At this point, things were looking good and on the plus side, we now had everyone in the street’s emails who had been friendly neighbours and responded via text or email to let us know their info. Which as it turned out was needed, because two days before our move, I called the house movers to check in, to be told that the move had been pushed back another week due to delays with Queensland Rail. We had a new date which was March 8th and 9th and in the end the weather was pretty sketchy on the 3rd anyway so we thanked the house moving gods and resisted the urge to flip a table in fury. Patience young renovator.

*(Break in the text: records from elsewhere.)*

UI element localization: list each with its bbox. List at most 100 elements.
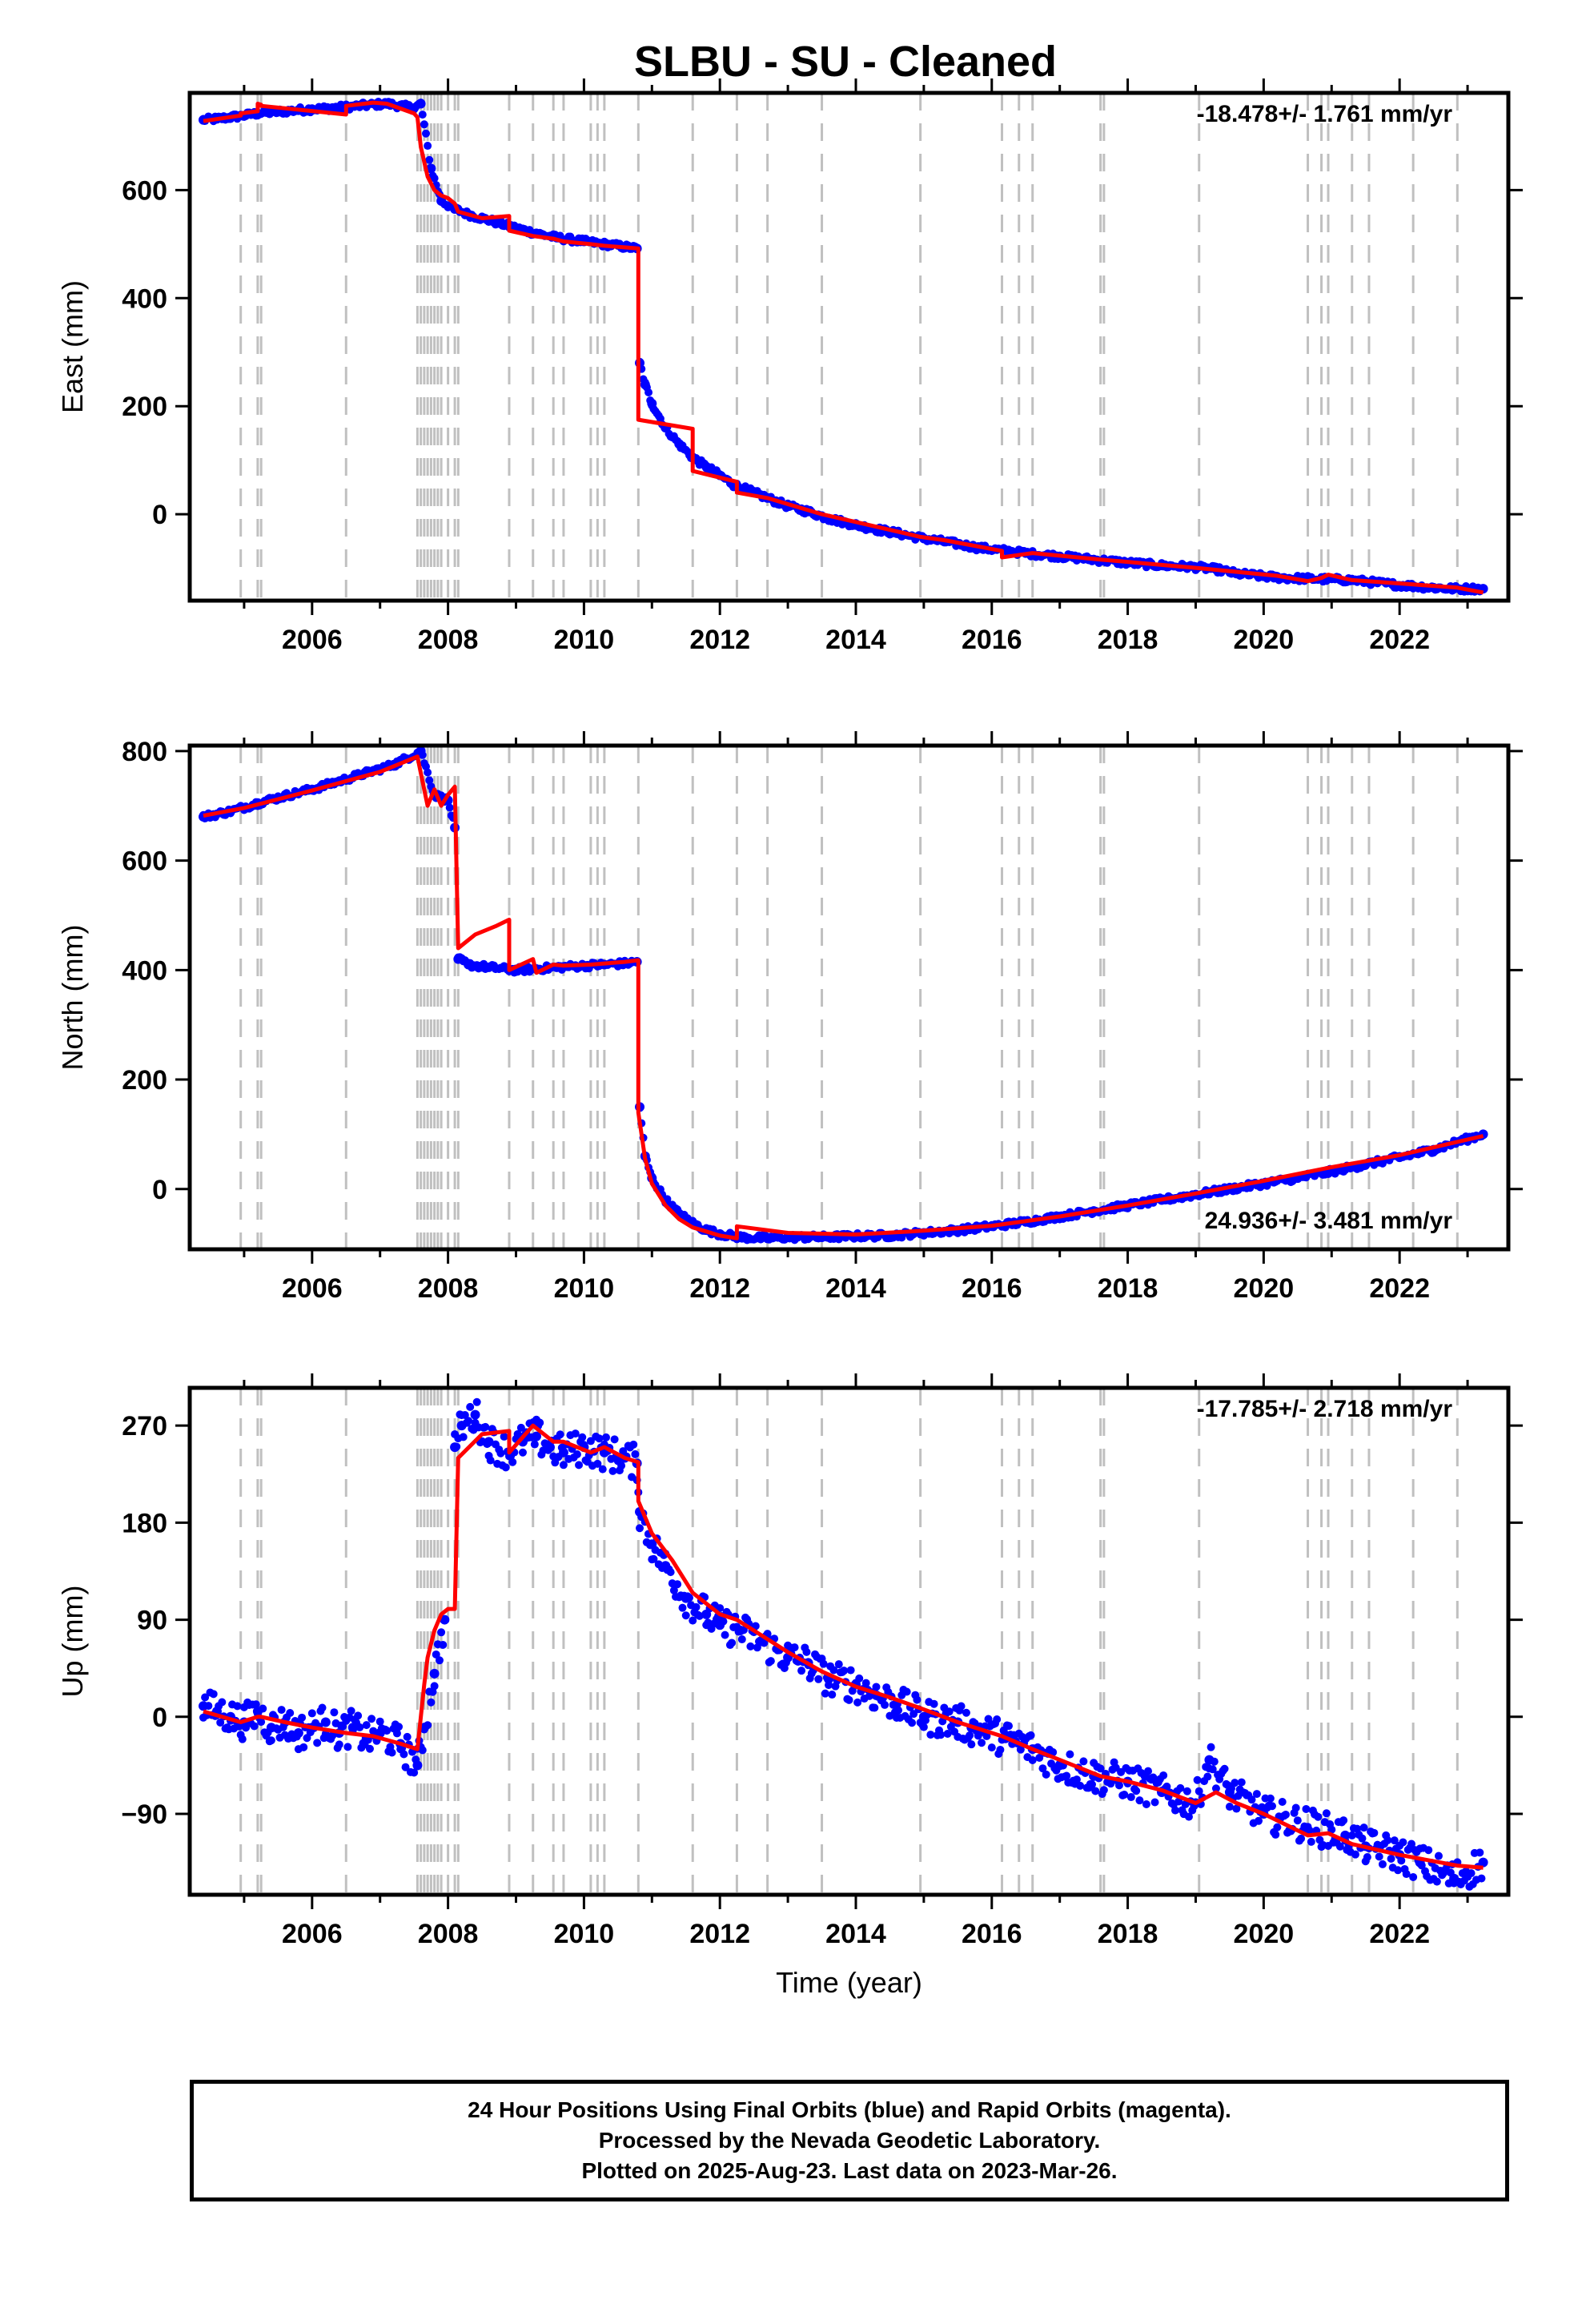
x-axis: 2006 2008 2010 2012 2014 2016 2018 2020 2022 [243,1373,1469,1949]
observed-point [678,1603,687,1612]
observed-point [1307,1837,1315,1846]
observed-point [1417,1861,1426,1870]
observed-point [392,1729,401,1738]
observed-point [1176,1783,1185,1792]
y-tick-label: 0 [152,500,167,530]
footer-box: 24 Hour Positions Using Final Orbits (bl… [190,2080,1509,2201]
observed-point [501,1463,510,1472]
observed-point [375,1717,384,1726]
observed-point [996,1745,1005,1754]
observed-point [1291,1803,1300,1812]
observed-point [608,1466,617,1475]
observed-point [575,1461,584,1470]
observed-point [1120,1790,1129,1799]
x-tick-label: 2008 [418,625,479,655]
observed-point [362,1721,371,1730]
observed-point [1322,1809,1331,1818]
observed-point [1231,1779,1239,1787]
x-tick-label: 2014 [825,1919,886,1949]
observed-point [1247,1795,1256,1804]
observed-point [716,1604,725,1613]
observed-point [218,1698,227,1707]
observed-point [466,1402,475,1411]
observed-point [367,1715,376,1723]
observed-point [251,1700,260,1709]
observed-point [1035,1754,1044,1763]
observed-point [1237,1778,1246,1787]
y-tick-label: 200 [122,392,167,422]
plot-frame [187,90,1511,603]
observed-point [1126,1793,1135,1802]
observed-point [846,1666,855,1675]
observed-point [870,1703,879,1712]
observed-point [1273,1823,1282,1831]
observed-point [695,1611,704,1620]
x-tick-label: 2018 [1098,1273,1158,1304]
x-tick-label: 2006 [282,625,343,655]
footer-line-3: Plotted on 2025-Aug-23. Last data on 202… [581,2158,1118,2183]
observed-point [821,1689,829,1698]
observed-point [420,120,428,129]
y-tick-label: 0 [152,1175,167,1205]
x-tick-label: 2012 [689,1919,750,1949]
observed-point [472,1397,481,1406]
observed-point [1434,1852,1443,1860]
rate-label: 24.936+/- 3.481 mm/yr [1205,1208,1453,1234]
observed-point [209,1690,218,1699]
observed-point [263,1728,272,1737]
observed-point [1363,1852,1371,1861]
observed-point [1252,1790,1261,1799]
y-axis-label: North (mm) [56,925,89,1071]
observed-point [1091,1787,1100,1795]
observed-point [802,1647,811,1656]
observed-point [545,1442,554,1451]
observed-point [1375,1852,1383,1861]
observed-point [828,1691,837,1699]
observed-point [978,1739,986,1747]
observed-point [1397,1856,1406,1865]
observed-point [1162,1782,1171,1791]
observed-point [422,129,431,138]
observed-point [1195,1787,1203,1795]
observed-point [1208,1765,1217,1774]
observed-point [1076,1781,1085,1790]
observed-point [1159,1771,1168,1779]
observed-point [1378,1860,1387,1868]
observed-point [1088,1780,1097,1789]
observed-point [967,1740,976,1749]
observed-point [328,1731,337,1740]
x-tick-label: 2010 [554,625,615,655]
observed-point [429,1668,440,1679]
observed-point [1062,1771,1071,1780]
observed-point [845,1695,853,1704]
offset-lines [239,93,1459,601]
observed-point [1402,1870,1411,1879]
observed-point [595,1434,604,1443]
observed-point [1182,1787,1191,1795]
observed-point [383,1727,391,1735]
observed-point [1135,1796,1144,1805]
observed-point [320,1717,331,1727]
y-tick-label: 600 [122,846,167,877]
observed-point [578,1433,587,1441]
plot-frame [187,1385,1511,1897]
north-panel: 2006 2008 2010 2012 2014 2016 2018 2020 2022 0 200… [56,731,1523,1304]
observed-point [987,1743,996,1752]
observed-point [235,1722,243,1731]
x-tick-label: 2018 [1098,1919,1158,1949]
x-axis: 2006 2008 2010 2012 2014 2016 2018 2020 2022 [243,731,1469,1304]
observed-point [440,1614,450,1625]
observed-point [982,1731,991,1740]
observed-point [1072,1775,1081,1784]
x-tick-label: 2006 [282,1273,343,1304]
observed-point [365,1744,374,1753]
observed-point [1302,1804,1311,1813]
observed-point [1052,1766,1061,1775]
observed-point [797,1667,806,1675]
observed-point [834,1660,843,1669]
observed-point [1266,1794,1275,1803]
observed-point [1184,1812,1193,1821]
model-line [203,754,1484,1240]
observed-point [926,1731,935,1739]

House move date #4: Mar 8th, 2021

No delays. Thank fuck for that.

Moving day

As mentioned, the house moved over two separate nights and while there was a slight sprinkle, we had two solid days and nights of pretty much good weather.

The first half

I turned up to the house around 11pm to see half of the house sitting on the back of a trailer. Precariously, I hopped the fence to snap a video. After filming around a bit, a man in a roadwork orange tradie shirt loudly whispered at me from the dark of the street. “Are you the owner?” he questioned and I stuttered quietly as I tried to seem as non-suspicious as I could, but in the end he realised I wasn’t a graverobber and I had to chat to this lovely fellow who was keeping watch on our house before the big move. Freckles was his name and he had been in the house moving business for decades and said he had to keep watch as they had had issues in the past with theft. I ducked up to the car to get a quick 40mins of shuteye before the trucks arrived. The next part all happened really quickly. The cops arrived, a pilot “wide load” escort arrived, the truck arrived, then they backed up to the trailer like it was a Saturday morning fishing trip. This trailer though, it’s important to mention, is like a million dollar transformer trailer and can crawl and do the worm and all sorts of funky tricks. The wheels can turn independently to make the trailer sort of strafe diagonally forward or in a curve, and the whole tray can tilt left or right. like a precarious tray of champagne flutes jiggling on a server’s tray. As they drove forward they had to use these magic tricks to get around a tree. I excitingly and terrifyingly watched as the weird transformer truck did a koala-mum crawl/dance with our house on the back of the trailer, slowly but surely around the tree, up the hill, and on to the busy streets of Brisbane, headed for the Sunshine Coast via the Gateway Bridge and motorway. I booked it home to get some sleep and while we woke up early to go see it, it appears we weren’t early enough as we arrived to see the truck reverse parked on our lot, the drivers seemingly take a well-earned rest, and our house safely delivered to its new home. Despite a hefty street tree deciding it wanted to joust our gutter and hitch a ride on our house like a drunken cowboy, the house arrived intact and looking good.

Safe and sound

Part 1 of our house safely delivered.

Part 1 of our house safely delivered.

Instagram highlights

See highlights on our Instagram: @pelham.house

See highlights on our Instagram: @pelham.house

Youtube

Longer videos on our Youtube channel

The second half

Part two was the wider half and the more housey looking half so we really wanted to get a good look at it while it was driving down the road. We timed it better this half and coming from the other direction to meet it, we came across the police escort just 5 minutes down the road from our block. It is truly bizarre at 3am to be watching half of your house zip by on a windy hinterland road doing 40km/h. Blinded by the flashing blue and red police lights, we followed it to our address as it took a different road for the final stretch, presumably to avoid the tree they hit on the first night. We watched as the transformer truck twisted and pivoted around corners and under branches. As it shifted side to side in the street to avoid parked cars and low branches, we marvelled as the truck operators expertly pitched the right side of the house up by a few degrees so that they didn’t wipe out a string of letterboxes. After one more sketchy corner, they pulled up and backed into our lot with the second half, pushed up as far as they could to one side to leave room for our precious side project, the granny flat, to be transported wall by wall to the back part of the lot.